There is a legitimate need to manage facts in such a way as to support the good. Let's say you get a job as a counselor in a juvenile detention home, working with young teenagers who have a bad history. As soon as each one comes under your care, you get a file with their criminal record. It tells you all the things that brought them here. And of course, you would want to understand this child, so you're certainly going to read it. But, the question is, then what do you do?
You have to decide how much you want to rub the kid's nose in his past misdeeds, and how much you want to support this kid in his inherent goodness. And you will understand that a dramatic favoring of his good aspects will more likely support his well-being and self-image than rubbing his nose in past mistakes.
Another example is the classic infidelity. So many marriages die because someone won't forgive "the AFFAIR." They forgot to forgive and forget. And, their bitter hanging on to this grudge, this grievance, this fact, was tremendously destructive -- a hundred times more destructive than the affair could ever have been. If you looked at the hurt and harm caused by holding on to a grudge like that, your integrity would virtually compel you to forgive and forget. The same is often true when someone has wronged us, or has a habit that irritates us. We do more harm by focusing on their flaw than their flaw could ever do.
So you see, intelligent custodianship of facts is mandatory. Anything less is erosive and destructive.

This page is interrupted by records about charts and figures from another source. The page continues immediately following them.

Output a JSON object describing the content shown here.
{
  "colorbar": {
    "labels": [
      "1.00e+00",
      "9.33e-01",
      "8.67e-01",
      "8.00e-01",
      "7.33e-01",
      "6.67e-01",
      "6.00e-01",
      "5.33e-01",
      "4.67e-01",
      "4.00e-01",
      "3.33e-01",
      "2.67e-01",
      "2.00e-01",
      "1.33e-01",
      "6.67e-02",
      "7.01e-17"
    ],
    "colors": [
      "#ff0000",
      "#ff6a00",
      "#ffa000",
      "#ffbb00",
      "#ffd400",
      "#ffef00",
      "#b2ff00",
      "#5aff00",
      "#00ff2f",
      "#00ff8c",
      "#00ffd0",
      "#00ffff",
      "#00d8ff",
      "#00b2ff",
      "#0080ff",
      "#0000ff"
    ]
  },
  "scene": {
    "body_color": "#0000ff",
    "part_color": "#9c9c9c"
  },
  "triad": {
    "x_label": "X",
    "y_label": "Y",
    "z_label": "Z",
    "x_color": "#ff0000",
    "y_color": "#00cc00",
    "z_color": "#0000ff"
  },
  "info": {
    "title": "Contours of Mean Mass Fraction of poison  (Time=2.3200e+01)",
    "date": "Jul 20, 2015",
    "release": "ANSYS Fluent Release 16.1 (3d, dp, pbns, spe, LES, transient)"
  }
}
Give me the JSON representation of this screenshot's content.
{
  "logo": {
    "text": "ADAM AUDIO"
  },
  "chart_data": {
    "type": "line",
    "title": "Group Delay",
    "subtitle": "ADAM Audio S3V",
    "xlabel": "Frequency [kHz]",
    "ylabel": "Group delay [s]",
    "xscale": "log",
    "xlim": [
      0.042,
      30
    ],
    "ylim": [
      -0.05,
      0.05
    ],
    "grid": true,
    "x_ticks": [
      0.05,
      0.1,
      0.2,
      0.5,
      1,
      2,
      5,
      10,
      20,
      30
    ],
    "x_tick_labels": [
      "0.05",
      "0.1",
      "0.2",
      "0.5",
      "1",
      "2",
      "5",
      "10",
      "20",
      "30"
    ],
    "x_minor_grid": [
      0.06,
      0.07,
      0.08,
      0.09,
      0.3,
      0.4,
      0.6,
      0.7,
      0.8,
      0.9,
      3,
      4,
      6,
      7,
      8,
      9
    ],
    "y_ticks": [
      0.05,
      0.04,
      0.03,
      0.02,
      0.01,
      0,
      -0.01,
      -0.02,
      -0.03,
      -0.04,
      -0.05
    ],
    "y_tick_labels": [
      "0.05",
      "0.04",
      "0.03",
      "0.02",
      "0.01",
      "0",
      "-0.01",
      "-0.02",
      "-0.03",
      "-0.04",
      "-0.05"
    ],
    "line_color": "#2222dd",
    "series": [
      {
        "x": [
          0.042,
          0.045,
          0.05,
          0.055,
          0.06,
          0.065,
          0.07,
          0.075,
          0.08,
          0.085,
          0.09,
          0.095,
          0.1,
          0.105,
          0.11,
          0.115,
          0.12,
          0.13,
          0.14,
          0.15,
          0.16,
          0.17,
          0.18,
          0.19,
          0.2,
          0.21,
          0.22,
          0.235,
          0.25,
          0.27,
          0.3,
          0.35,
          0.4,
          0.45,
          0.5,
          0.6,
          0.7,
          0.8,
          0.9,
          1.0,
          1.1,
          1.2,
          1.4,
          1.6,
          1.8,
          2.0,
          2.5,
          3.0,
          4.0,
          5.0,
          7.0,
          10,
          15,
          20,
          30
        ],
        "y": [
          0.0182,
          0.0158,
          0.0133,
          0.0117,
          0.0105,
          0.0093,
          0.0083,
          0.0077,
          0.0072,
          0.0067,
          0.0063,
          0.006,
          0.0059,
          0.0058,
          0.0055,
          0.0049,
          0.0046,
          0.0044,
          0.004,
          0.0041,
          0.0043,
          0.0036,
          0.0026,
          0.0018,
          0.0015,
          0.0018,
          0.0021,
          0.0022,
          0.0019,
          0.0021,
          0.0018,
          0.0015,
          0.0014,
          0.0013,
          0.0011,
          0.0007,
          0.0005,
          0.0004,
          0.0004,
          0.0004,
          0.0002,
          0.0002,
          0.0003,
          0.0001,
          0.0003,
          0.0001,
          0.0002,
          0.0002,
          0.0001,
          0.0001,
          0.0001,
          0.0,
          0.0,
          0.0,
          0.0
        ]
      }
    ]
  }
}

Just one more example of this type: Your child has a clubfoot. Do you focus on it? Do you harp on it? ... Say no more.
People worry about going into denial if they focus on the good. But it would really be denial not to use discernment in your focus. It would be a denial of your own intelligence and sensitivity -- and your understanding of how life works. Focusing on the good is not denial if you are doing it because you know it's the most healthy and helpful thing to do.